January 10, 2019 / 12:35 AM / 2 months ago

Oil rises again but global economic concerns cap gains

NEW YORK (Reuters) - Crude prices edged higher on Thursday, supported by comments from the U.S. Federal Reserve chairman that lifted equity markets, but a more than week-long oil rally slowed as optimism surrounding U.S.-China trade talks faded.

FILE PHOTO: Oil pumps are seen after sunset outside Vaudoy-en-Brie, near Paris, France November 14, 2018. REUTERS/Christian Hartmann

Brent crude LCOc1 futures rose 24 cents, or 0.4 percent, to settle at $61.68 a barrel. The global benchmark posted its first consecutive nine-day winning streak since September 2007.

West Texas Intermediate crude CLc1 ended 23 cents, or 0.4 percent, higher at $52.59 a barrel, also its ninth straight day of gains, that beats a 2010 record.

Earlier in the session, both benchmarks hit their highest in nearly a month. WTI hit a session high of $52.78 per barrel and Brent rose to $61.91 a barrel.

Global financial markets have climbed recently on hopes that Washington and Beijing would avert an all-out trade war. The two superpowers concluded three days of talks on Wednesday.

But the rise in global markets began to dwindle after the world’s two largest economies issued vaguely positive statements that lacked concrete details.[.N][USD/]

Comments by Federal Reserve Chairman Jerome Powell on Thursday helped boost riskier asset classes, including oil, late in the session.

Powell said the U.S. central bank had the ability to be patient on policy, but that the Fed would shed significantly more assets than it already has.

“It was a mixed message from him, but I think it was sufficiently accommodative,” said John Kilduff, a partner at Again Capital Management. “It’s a continuation of that shift towards easier policies and more assistance to the underlying economy which helped boost crude oil prices.”

U.S. equity markets broadly rose after the comments. [.N] Recently crude futures have tracked closely with Wall Street.

However, investors remained worried about a potential slowdown in the global economy, with disappointing data from China overnight adding to concerns.

China’s producer prices in December rose at their slowest pace in more than two years, a worrying sign of deflationary risks.

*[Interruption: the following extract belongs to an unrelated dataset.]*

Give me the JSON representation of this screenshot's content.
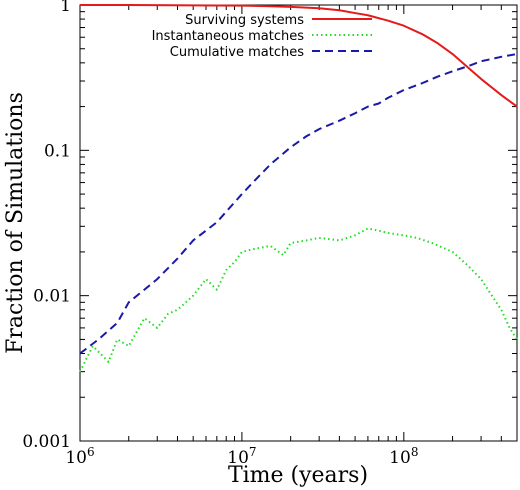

Market participants also were paying close attention to global crude supply, particularly a shale boom in the United States. U.S. crude oil production C-OUT-T-EIA has held around a record high of 11.7 million barrels per day since early November, according to government data.

To counter rising U.S. output, the Organization of the Petroleum Exporting Countries and its allies, including Russia, reached a deal to rein in supply that officially began in January.

Barclays forecast that Brent will remain range bound at $55 to $65 per barrel as inventories build in the coming months, while it expects “the market will return to a balanced state” by the second half of 2019.

(GRAPHIC: U.S. oil production, drilling & storage levels - tmsnrt.rs/2GVNTmb)

Iranian Oil Minister Bijan Zanganeh said on Thursday U.S. sanctions against his country were “fully illegal” and Tehran would not comply with them.

The OPEC deal had hung in the balance on concerns that Iran, whose crude exports have been depleted by U.S. sanctions, would receive no exemption and block the agreement.